Separating molecules by size and
charge efficiently is also the goal of kidney dialysis researchers. Johnson
& Johnson recently gave the Rochester team a $100,000 grant to pursue
developing the membrane's use in separating blood proteins with the hope
of creating a more efficient method of dialysis.
"Its potential applications to neuroscience,
cell biology and medical research may be profound."
"Kidneys do a much better job than
dialysis machines of filtering blood proteins and keeping the ones you
need, like albumin, and getting rid of toxins, which in some cases are
smaller proteins," says McGrath.
"They use a type of cellulose or
plastic membrane with relatively poor discrimination. We think we can engineer
these membranes to provide superior discrimination of proteins, which may
make the process of dialysis faster and more effective than it is today."
The Rochester group sees many more
applications for the membrane in the future. One of the most intriguing
ideas is that it may play a role in growing neurons from stem cells.
Steve Goldman, Glenn-Zutes Chair
in Biology of the Aging Brain and professor of neurology at the University
of Rochester, discussed the technology with McGrath and colleagues and
was impressed. "It's a spectacularly interesting technology, that opens
a realm of new possibilities in fields as diverse as organ reconstitution,
proteomics and microfluidics," says Goldman. "Its potential applications
to neuroscience, cell biology and medical research may be profound."
Recent evidence suggests that neurological
stem cells may grow better when in the immediate vicinity of certain "helper"
cells. A problem arises after the new neurons are grown, when scientists
need to separate the neurons from these helper cells. McGrath suggests
that the neurological stem cells can be adhered to one side of the membrane,
and the helper cells on the other.
The silicon membrane is about the
thickness of the cell's own membranes, meaning the two groups of cells
can actually touch each other through the membrane's pores without passing
through themselves. The chemical communication between the helper and stem
cells can continue as if the two sets of cells were in direct contact,
but after the neurons are fully formed, they can easily be separated from
the helper cells.
The Rochester team is working to
realize the potential of the membrane by refining its fabrication. Striemer
found he could "tune" the size of the filter holes depending on the temperature
to which the silicon is heated, but the process is not yet accurate enough
for engineers to simply select any pore size and fabricate it.
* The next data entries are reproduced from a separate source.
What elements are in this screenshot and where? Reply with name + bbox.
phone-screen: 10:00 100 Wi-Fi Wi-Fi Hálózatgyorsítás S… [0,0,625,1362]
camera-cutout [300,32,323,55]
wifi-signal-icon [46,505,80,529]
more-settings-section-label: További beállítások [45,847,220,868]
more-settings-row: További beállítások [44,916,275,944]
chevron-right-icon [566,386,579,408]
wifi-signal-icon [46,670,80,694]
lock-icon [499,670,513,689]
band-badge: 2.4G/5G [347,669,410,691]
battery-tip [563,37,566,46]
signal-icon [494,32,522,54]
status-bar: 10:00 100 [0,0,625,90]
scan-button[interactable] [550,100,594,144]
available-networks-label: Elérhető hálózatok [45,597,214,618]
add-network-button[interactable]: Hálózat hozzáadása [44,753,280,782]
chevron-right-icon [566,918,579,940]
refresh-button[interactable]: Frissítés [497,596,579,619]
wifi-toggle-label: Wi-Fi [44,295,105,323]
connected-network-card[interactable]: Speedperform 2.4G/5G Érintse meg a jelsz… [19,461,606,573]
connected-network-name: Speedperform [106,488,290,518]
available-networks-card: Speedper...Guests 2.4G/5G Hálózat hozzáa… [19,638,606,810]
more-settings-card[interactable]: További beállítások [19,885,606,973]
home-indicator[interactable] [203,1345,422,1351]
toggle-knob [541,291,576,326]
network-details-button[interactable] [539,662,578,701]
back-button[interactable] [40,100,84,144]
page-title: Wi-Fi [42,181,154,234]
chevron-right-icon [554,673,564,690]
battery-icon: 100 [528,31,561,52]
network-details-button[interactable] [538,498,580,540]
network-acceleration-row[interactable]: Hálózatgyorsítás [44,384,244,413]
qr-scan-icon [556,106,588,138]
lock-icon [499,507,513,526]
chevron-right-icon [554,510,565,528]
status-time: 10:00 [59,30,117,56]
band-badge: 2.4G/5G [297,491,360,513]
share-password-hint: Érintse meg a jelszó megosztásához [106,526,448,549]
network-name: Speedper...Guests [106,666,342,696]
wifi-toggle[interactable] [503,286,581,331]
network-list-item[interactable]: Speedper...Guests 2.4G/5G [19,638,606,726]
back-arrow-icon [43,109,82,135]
The researchers have just founded
a company, SiMPore, to commercialize the numerous applications of the nanomembrane.
Many of the University's laboratories will be involved in testing and developing
the membrane, and the founders have already been approached by semiconductor
giants such as Intel to see if the filter could remove nanoparticles from
solutions used in microchip-manufacturing.
The team is currently testing the
membranes to see how they stand up to regular wear and tear, and how resistant
they are to clogging, which is a chief problem with conventional filters.